There was little talk about football. Though he was at the headquarters of the NFL team that drafted him 11th overall in 2003, Trufant did not spend his time announcing in-game accomplishments. He didn’t tout how he and his brothers, Desmond and Isaiah, all made it to the NFL.

Instead, he stayed on a theme of appreciation, likely explaining why everyone from youth coaches to current Seahawks Richard Sherman, Kam Chancellor and Carroll showed up.

Sacramento Kings point guard Isaiah Thomas was there, as was former Seahawk Roy Lewis. Current Seahawks Jermaine Kearse and soon to be Hall-of-Fame Seahawk Walter Jones were also in attendance. High school friends, former coaches, folks associated with the Trufant Family Foundation. A “Go Cougs!” was hurled from the back, which Trufant paused to encourage and repeat. His brother and former University of Washington star, Desmond, took the cheer in stride.

Trufant read from notes he typed into his phone Wednesday night. Part of what he wrote about his NFL career was, “blah, blah, blah.” It was more dynamic than that.

On draft day in 2003, he sat in a hotel room away from a viewing party at Jillian’s in Tacoma. He was too nervous to be with the group. Watching the television with a half-packed bag -- Trufant figured he would be airborne on the way to a press conference after being selected -- his phone rang. It was Seattle head coach Mike Holmgren. He asked if Trufant if he was ready to be a Seattle Seahawk.
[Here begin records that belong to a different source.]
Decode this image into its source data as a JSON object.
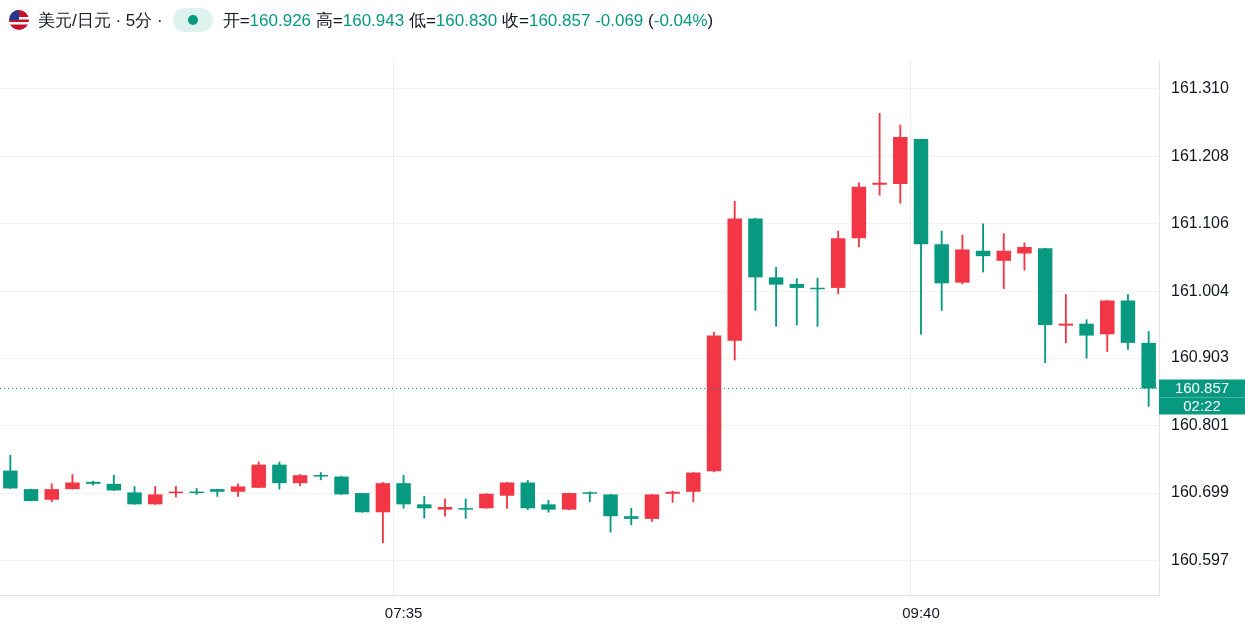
{
  "chart_data": {
    "type": "candlestick",
    "title": "美元/日元 · 5分 ·",
    "subtitle": "开=160.926 高=160.943 低=160.830 收=160.857 -0.069 (-0.04%)",
    "categories": [
      null,
      null,
      null,
      null,
      null,
      null,
      null,
      null,
      null,
      null,
      null,
      null,
      null,
      null,
      null,
      null,
      null,
      null,
      null,
      "07:35",
      null,
      null,
      null,
      null,
      null,
      null,
      null,
      null,
      null,
      null,
      null,
      null,
      null,
      null,
      null,
      null,
      null,
      null,
      null,
      null,
      null,
      null,
      null,
      null,
      "09:40",
      null,
      null,
      null,
      null,
      null,
      null,
      null,
      null,
      null,
      null,
      null
    ],
    "ohlc": [
      [
        160.733,
        160.756,
        160.706,
        160.706
      ],
      [
        160.705,
        160.705,
        160.687,
        160.687
      ],
      [
        160.689,
        160.713,
        160.686,
        160.705
      ],
      [
        160.705,
        160.727,
        160.705,
        160.715
      ],
      [
        160.716,
        160.717,
        160.711,
        160.713
      ],
      [
        160.713,
        160.726,
        160.703,
        160.703
      ],
      [
        160.7,
        160.709,
        160.682,
        160.682
      ],
      [
        160.682,
        160.709,
        160.682,
        160.697
      ],
      [
        160.699,
        160.709,
        160.693,
        160.701
      ],
      [
        160.701,
        160.706,
        160.697,
        160.699
      ],
      [
        160.705,
        160.705,
        160.694,
        160.701
      ],
      [
        160.701,
        160.713,
        160.694,
        160.709
      ],
      [
        160.707,
        160.746,
        160.707,
        160.742
      ],
      [
        160.742,
        160.746,
        160.705,
        160.714
      ],
      [
        160.714,
        160.727,
        160.71,
        160.726
      ],
      [
        160.726,
        160.73,
        160.719,
        160.724
      ],
      [
        160.724,
        160.724,
        160.697,
        160.697
      ],
      [
        160.699,
        160.699,
        160.67,
        160.67
      ],
      [
        160.67,
        160.715,
        160.624,
        160.714
      ],
      [
        160.714,
        160.726,
        160.676,
        160.682
      ],
      [
        160.682,
        160.694,
        160.661,
        160.676
      ],
      [
        160.674,
        160.69,
        160.664,
        160.678
      ],
      [
        160.676,
        160.69,
        160.661,
        160.674
      ],
      [
        160.676,
        160.698,
        160.676,
        160.698
      ],
      [
        160.695,
        160.715,
        160.676,
        160.715
      ],
      [
        160.715,
        160.718,
        160.674,
        160.676
      ],
      [
        160.682,
        160.688,
        160.67,
        160.674
      ],
      [
        160.674,
        160.699,
        160.674,
        160.699
      ],
      [
        160.699,
        160.701,
        160.686,
        160.698
      ],
      [
        160.697,
        160.697,
        160.64,
        160.664
      ],
      [
        160.664,
        160.676,
        160.651,
        160.66
      ],
      [
        160.66,
        160.697,
        160.656,
        160.697
      ],
      [
        160.698,
        160.702,
        160.685,
        160.701
      ],
      [
        160.701,
        160.73,
        160.686,
        160.73
      ],
      [
        160.732,
        160.942,
        160.731,
        160.937
      ],
      [
        160.929,
        161.14,
        160.9,
        161.114
      ],
      [
        161.114,
        161.114,
        160.975,
        161.025
      ],
      [
        161.025,
        161.04,
        160.951,
        161.014
      ],
      [
        161.015,
        161.023,
        160.953,
        161.009
      ],
      [
        161.009,
        161.024,
        160.951,
        161.007
      ],
      [
        161.009,
        161.095,
        161.0,
        161.084
      ],
      [
        161.084,
        161.168,
        161.071,
        161.162
      ],
      [
        161.165,
        161.273,
        161.149,
        161.168
      ],
      [
        161.166,
        161.255,
        161.137,
        161.237
      ],
      [
        161.234,
        161.234,
        160.939,
        161.075
      ],
      [
        161.075,
        161.095,
        160.975,
        161.016
      ],
      [
        161.017,
        161.089,
        161.015,
        161.067
      ],
      [
        161.065,
        161.106,
        161.033,
        161.057
      ],
      [
        161.05,
        161.091,
        161.008,
        161.065
      ],
      [
        161.061,
        161.077,
        161.036,
        161.071
      ],
      [
        161.069,
        161.069,
        160.896,
        160.953
      ],
      [
        160.952,
        160.999,
        160.926,
        160.955
      ],
      [
        160.955,
        160.961,
        160.903,
        160.937
      ],
      [
        160.939,
        160.99,
        160.913,
        160.99
      ],
      [
        160.99,
        160.999,
        160.916,
        160.926
      ],
      [
        160.926,
        160.943,
        160.83,
        160.857
      ]
    ],
    "colors": [
      "#089981",
      "#089981",
      "#f23645",
      "#f23645",
      "#089981",
      "#089981",
      "#089981",
      "#f23645",
      "#f23645",
      "#089981",
      "#089981",
      "#f23645",
      "#f23645",
      "#089981",
      "#f23645",
      "#089981",
      "#089981",
      "#089981",
      "#f23645",
      "#089981",
      "#089981",
      "#f23645",
      "#089981",
      "#f23645",
      "#f23645",
      "#089981",
      "#089981",
      "#f23645",
      "#089981",
      "#089981",
      "#089981",
      "#f23645",
      "#f23645",
      "#f23645",
      "#f23645",
      "#f23645",
      "#089981",
      "#089981",
      "#089981",
      "#089981",
      "#f23645",
      "#f23645",
      "#f23645",
      "#f23645",
      "#089981",
      "#089981",
      "#f23645",
      "#089981",
      "#f23645",
      "#f23645",
      "#089981",
      "#f23645",
      "#089981",
      "#f23645",
      "#089981",
      "#089981"
    ],
    "ylim": [
      160.545,
      161.351
    ],
    "yticks": [
      160.597,
      160.699,
      160.801,
      160.903,
      161.004,
      161.106,
      161.208,
      {
        "value": 161.31,
        "label": "161.310"
      }
    ],
    "grid": true,
    "legend": false,
    "ref_lines": [
      {
        "axis": "y",
        "value": 160.857,
        "label": "160.857",
        "color": "#089981",
        "line_style": "dotted"
      }
    ],
    "annotations": [
      "02:22"
    ]
  }
}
“I didn’t really know what to say, so I just said, ‘Yes,’” Trufant said.

Trufant recalls little from the opening press conference, which was a 45-minute drive away as opposed to a flight, beyond one distinct thing: His father’s gold suit and matching gold hat.

“He called it the Golden Opportunity Suit,” Trufant said.

Per usual, Lloyd’s attire was on point. That selection enabled Trufant to spend his entire sporting life in the state of Washington. Self-proclaimed as “not a big traveler,” going from Tacoma to Pullman to Seattle allowed him to build the homespun relationships that he was touting the day of his retirement.

Several bumps and bruises came with Trufant’s 638 tackles for the Seahawks. His body wasn’t responding the way it once did, and, when he was released at the end of training camp with the Jacksonville Jaguars last year, the end of football was clear.

“I think my body was giving out on me a little bit,” Trufant said. “So it was just one of those things man. I’m staying in shape now, but to try to tackle 230-pound running backs day in and day out, I just think it’s my time to go. I can’t even see myself doing that now, I haven’t did it in a year and it feels like I never did it, but it was just time man. I had a nice run, and I have no complaints.”

Carroll stood in the back of the auditorium Thursday. Trufant’s day was in part orchestrated by him. When the Seahawks didn’t bring back Trufant after the 2012 season, he signed with the Jacksonville Jaguars. Carroll and Schneider told when he joined Jacksonville there would be an opportunity to retire this way, should he want to.

“I’ll always be a Seahawk,” Trufant said. “That’s how it’s going to be.”